Open PENGUINLIONG opened 3 years ago
I tried this patch on my local pc. This is the output on pocl platform:
Platform: Portable Computing Language Device: pthread-Intel(R) Core(TM) i7-8750H CPU @ 2.20GHz Driver version : 1.5 (Linux x64) Compute units : 12 Clock frequency : 4100 MHz
Global memory bandwidth (GBPS) float : 27.44 float2 : 29.97 float4 : 31.91 float8 : 31.71 float16 : 27.86 Single-precision compute (GFLOPS) float : 23.49 float2 : 47.32 float4 : 95.59 float8 : 190.82 float16 : 343.63 No half precision support! Skipped Double-precision compute (GFLOPS) double : 23.37 double2 : 46.87 double4 : 94.91 double8 : 175.67 double16 : 280.08 Integer compute (GIOPS) int : 27183.34 int2 : 8061.12 int4 : 5482.94 int8 : 2874.55 int16 : 2959.33 Integer compute Fast 24bit (GIOPS) int : 27745.27 int2 : 8186.09 int4 : 5211.50 int8 : 2745.67 int16 : 3050.98 Transfer bandwidth (GBPS) enqueueWriteBuffer : 15.34 enqueueReadBuffer : 15.32 enqueueWriteBuffer non-blocking : 15.39 enqueueReadBuffer non-blocking : 15.37 enqueueMapBuffer(for read) : 11645.79 memcpy from mapped ptr : 15.22 enqueueUnmap(after write) : 16989.59 memcpy to mapped ptr : 15.26 Kernel launch latency : 17.60 us
The integer compute number looks abnormally high. My guess is that the compiler is optimising redundant calculations on the rhs in
#define MAD_4(x, y, z) z += (y*x) + y; z += (x*y) + x; z += (y*x) + y; z += (x*y) + x;
Wouldn't this also invalidate all previous benchmark results?

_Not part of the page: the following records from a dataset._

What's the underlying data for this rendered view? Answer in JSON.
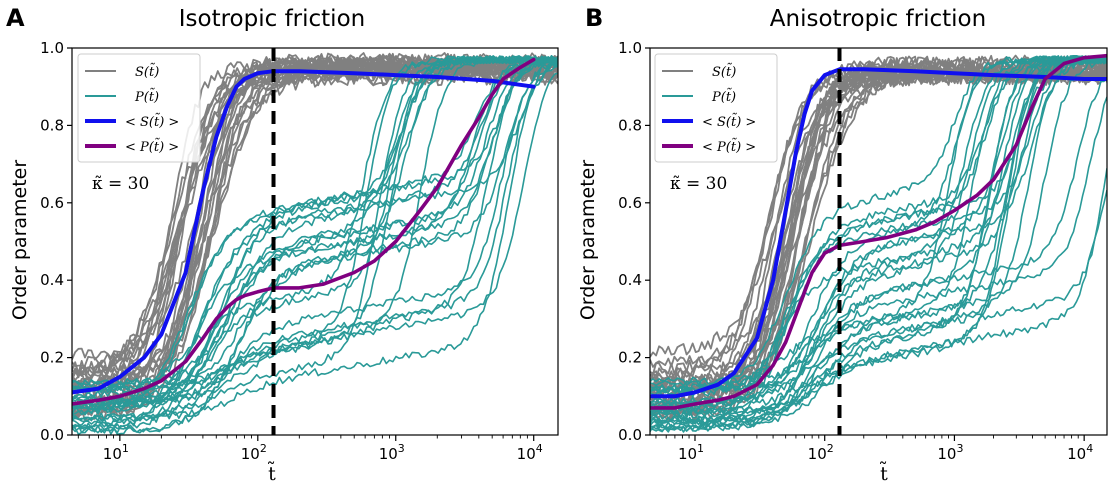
{
  "chart_data": [
    {
      "type": "line",
      "panel_letter": "A",
      "title": "Isotropic friction",
      "xlabel": "t̃",
      "ylabel": "Order parameter",
      "x_scale": "log",
      "xlim": [
        4.5,
        15000
      ],
      "ylim": [
        0,
        1
      ],
      "x_ticks": [
        {
          "value": 10,
          "label": "10",
          "exp": "1"
        },
        {
          "value": 100,
          "label": "10",
          "exp": "2"
        },
        {
          "value": 1000,
          "label": "10",
          "exp": "3"
        },
        {
          "value": 10000,
          "label": "10",
          "exp": "4"
        }
      ],
      "y_ticks": [
        {
          "value": 0.0,
          "label": "0.0"
        },
        {
          "value": 0.2,
          "label": "0.2"
        },
        {
          "value": 0.4,
          "label": "0.4"
        },
        {
          "value": 0.6,
          "label": "0.6"
        },
        {
          "value": 0.8,
          "label": "0.8"
        },
        {
          "value": 1.0,
          "label": "1.0"
        }
      ],
      "vline_x": 130,
      "annotation": "κ̃ = 30",
      "legend_position": "top-left",
      "legend": [
        {
          "label": "S(t̃)",
          "color": "#808080"
        },
        {
          "label": "P(t̃)",
          "color": "#2a9a98"
        },
        {
          "label": "< S(t̃) >",
          "color": "#1010ee"
        },
        {
          "label": "< P(t̃) >",
          "color": "#800080"
        }
      ],
      "series": [
        {
          "name": "< S(t̃) >",
          "color": "#1010ee",
          "x": [
            4.5,
            7,
            10,
            15,
            20,
            30,
            40,
            50,
            60,
            70,
            80,
            100,
            130,
            200,
            500,
            1000,
            2000,
            5000,
            10000
          ],
          "y": [
            0.11,
            0.12,
            0.15,
            0.2,
            0.26,
            0.42,
            0.63,
            0.77,
            0.85,
            0.9,
            0.92,
            0.935,
            0.94,
            0.94,
            0.935,
            0.93,
            0.925,
            0.915,
            0.9
          ]
        },
        {
          "name": "< P(t̃) >",
          "color": "#800080",
          "x": [
            4.5,
            7,
            10,
            15,
            20,
            30,
            40,
            50,
            60,
            70,
            80,
            100,
            130,
            200,
            300,
            500,
            700,
            1000,
            1500,
            2000,
            3000,
            4000,
            5000,
            6000,
            8000,
            10000
          ],
          "y": [
            0.08,
            0.09,
            0.1,
            0.12,
            0.14,
            0.19,
            0.25,
            0.3,
            0.33,
            0.35,
            0.36,
            0.37,
            0.38,
            0.38,
            0.39,
            0.42,
            0.45,
            0.5,
            0.58,
            0.64,
            0.75,
            0.82,
            0.88,
            0.92,
            0.95,
            0.97
          ]
        }
      ]
    },
    {
      "type": "line",
      "panel_letter": "B",
      "title": "Anisotropic friction",
      "xlabel": "t̃",
      "ylabel": "Order parameter",
      "x_scale": "log",
      "xlim": [
        4.5,
        15000
      ],
      "ylim": [
        0,
        1
      ],
      "x_ticks": [
        {
          "value": 10,
          "label": "10",
          "exp": "1"
        },
        {
          "value": 100,
          "label": "10",
          "exp": "2"
        },
        {
          "value": 1000,
          "label": "10",
          "exp": "3"
        },
        {
          "value": 10000,
          "label": "10",
          "exp": "4"
        }
      ],
      "y_ticks": [
        {
          "value": 0.0,
          "label": "0.0"
        },
        {
          "value": 0.2,
          "label": "0.2"
        },
        {
          "value": 0.4,
          "label": "0.4"
        },
        {
          "value": 0.6,
          "label": "0.6"
        },
        {
          "value": 0.8,
          "label": "0.8"
        },
        {
          "value": 1.0,
          "label": "1.0"
        }
      ],
      "vline_x": 130,
      "annotation": "κ̃ = 30",
      "legend_position": "top-left",
      "legend": [
        {
          "label": "S(t̃)",
          "color": "#808080"
        },
        {
          "label": "P(t̃)",
          "color": "#2a9a98"
        },
        {
          "label": "< S(t̃) >",
          "color": "#1010ee"
        },
        {
          "label": "< P(t̃) >",
          "color": "#800080"
        }
      ],
      "series": [
        {
          "name": "< S(t̃) >",
          "color": "#1010ee",
          "x": [
            4.5,
            7,
            10,
            15,
            20,
            30,
            40,
            50,
            60,
            70,
            80,
            100,
            130,
            200,
            500,
            1000,
            2000,
            5000,
            10000,
            15000
          ],
          "y": [
            0.1,
            0.1,
            0.11,
            0.13,
            0.16,
            0.25,
            0.4,
            0.58,
            0.73,
            0.83,
            0.89,
            0.93,
            0.945,
            0.945,
            0.94,
            0.935,
            0.93,
            0.925,
            0.92,
            0.92
          ]
        },
        {
          "name": "< P(t̃) >",
          "color": "#800080",
          "x": [
            4.5,
            7,
            10,
            15,
            20,
            30,
            40,
            50,
            60,
            70,
            80,
            100,
            130,
            200,
            300,
            500,
            700,
            1000,
            1500,
            2000,
            3000,
            4000,
            5000,
            7000,
            10000,
            15000
          ],
          "y": [
            0.07,
            0.07,
            0.08,
            0.09,
            0.1,
            0.13,
            0.18,
            0.24,
            0.31,
            0.37,
            0.42,
            0.47,
            0.49,
            0.5,
            0.51,
            0.53,
            0.55,
            0.58,
            0.62,
            0.66,
            0.75,
            0.85,
            0.92,
            0.96,
            0.975,
            0.98
          ]
        }
      ]
    }
  ]
}
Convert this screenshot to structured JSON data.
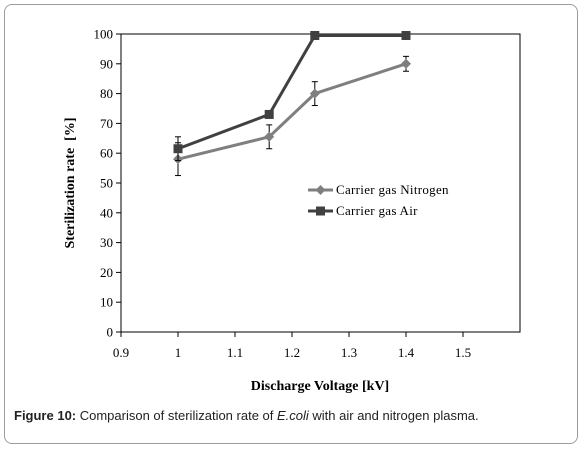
{
  "chart_data": {
    "type": "line",
    "xlabel": "Discharge Voltage [kV]",
    "ylabel": "Sterilization rate  [%]",
    "xlim": [
      0.9,
      1.6
    ],
    "ylim": [
      0,
      100
    ],
    "x_ticks": [
      "0.9",
      "1",
      "1.1",
      "1.2",
      "1.3",
      "1.4",
      "1.5"
    ],
    "y_ticks": [
      "0",
      "10",
      "20",
      "30",
      "40",
      "50",
      "60",
      "70",
      "80",
      "90",
      "100"
    ],
    "grid": false,
    "legend_position": "right-center",
    "series": [
      {
        "name": "Carrier gas Nitrogen",
        "marker": "diamond",
        "color": "#7f7f7f",
        "x": [
          1.0,
          1.16,
          1.24,
          1.4
        ],
        "y": [
          58,
          65.5,
          80,
          90
        ],
        "error": [
          5.5,
          4,
          4,
          2.5
        ]
      },
      {
        "name": "Carrier gas Air",
        "marker": "square",
        "color": "#404040",
        "x": [
          1.0,
          1.16,
          1.24,
          1.4
        ],
        "y": [
          61.5,
          73,
          99.5,
          99.5
        ],
        "error": [
          4,
          0,
          0,
          0
        ]
      }
    ]
  },
  "caption": {
    "label": "Figure 10:",
    "text_before": " Comparison of sterilization rate of ",
    "organism": "E.coli",
    "text_after": " with air and nitrogen plasma."
  }
}
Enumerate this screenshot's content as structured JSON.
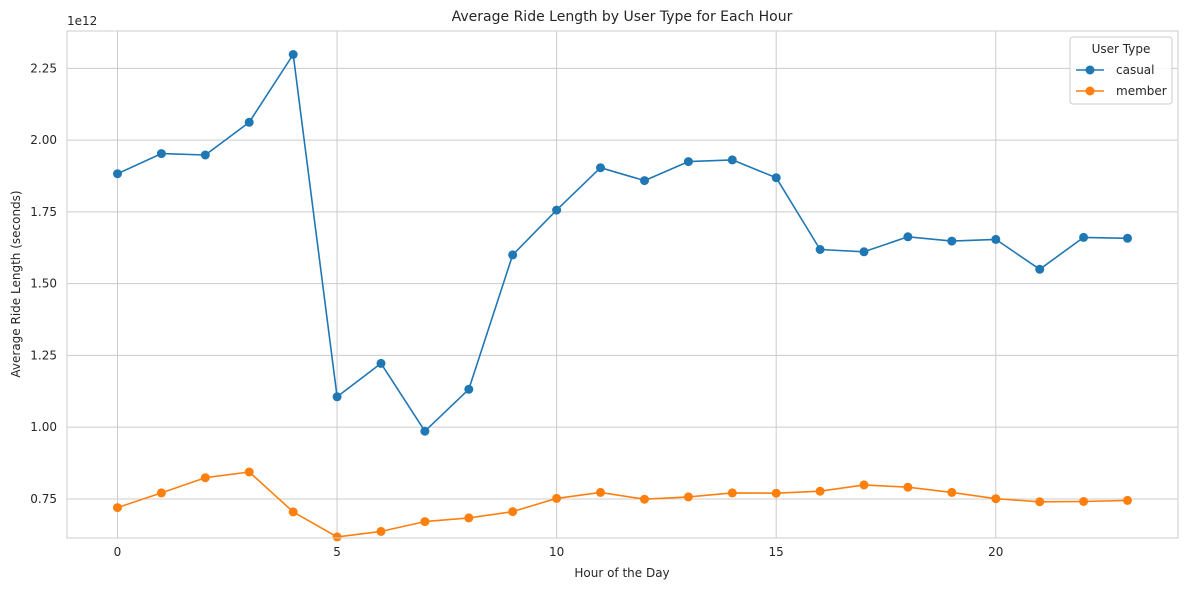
{
  "chart_data": {
    "type": "line",
    "title": "Average Ride Length by User Type for Each Hour",
    "xlabel": "Hour of the Day",
    "ylabel": "Average Ride Length (seconds)",
    "y_offset_label": "1e12",
    "xlim": [
      -1.15,
      24.15
    ],
    "ylim": [
      0.614,
      2.38
    ],
    "x_ticks": [
      0,
      5,
      10,
      15,
      20
    ],
    "y_ticks": [
      0.75,
      1.0,
      1.25,
      1.5,
      1.75,
      2.0,
      2.25
    ],
    "y_tick_labels": [
      "0.75",
      "1.00",
      "1.25",
      "1.50",
      "1.75",
      "2.00",
      "2.25"
    ],
    "grid": true,
    "legend": {
      "title": "User Type",
      "position": "top-right"
    },
    "x": [
      0,
      1,
      2,
      3,
      4,
      5,
      6,
      7,
      8,
      9,
      10,
      11,
      12,
      13,
      14,
      15,
      16,
      17,
      18,
      19,
      20,
      21,
      22,
      23
    ],
    "series": [
      {
        "name": "casual",
        "color": "#1f77b4",
        "values": [
          1.883,
          1.953,
          1.948,
          2.062,
          2.298,
          1.106,
          1.222,
          0.986,
          1.132,
          1.6,
          1.756,
          1.904,
          1.859,
          1.925,
          1.931,
          1.869,
          1.619,
          1.611,
          1.663,
          1.648,
          1.654,
          1.55,
          1.661,
          1.658
        ]
      },
      {
        "name": "member",
        "color": "#ff7f0e",
        "values": [
          0.72,
          0.771,
          0.824,
          0.844,
          0.705,
          0.618,
          0.637,
          0.671,
          0.684,
          0.706,
          0.752,
          0.773,
          0.749,
          0.757,
          0.771,
          0.77,
          0.777,
          0.799,
          0.791,
          0.773,
          0.751,
          0.74,
          0.741,
          0.745
        ]
      }
    ]
  }
}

No. These results are on this patchset. Introduction of z variable removes the dependency between statements and allows compiler to optimise out repeated (y*x) + y
calculation
I understand the intention here. We need a better way to optimise this
Profiling data shows that the current implementation only reaches 70% of the full ALU capacity (on Adreno 640), limited by the data dependency between instructions. The provided implementation can reach 100% ALU utility and reflect the actual maximal performance of an OpenCL platform.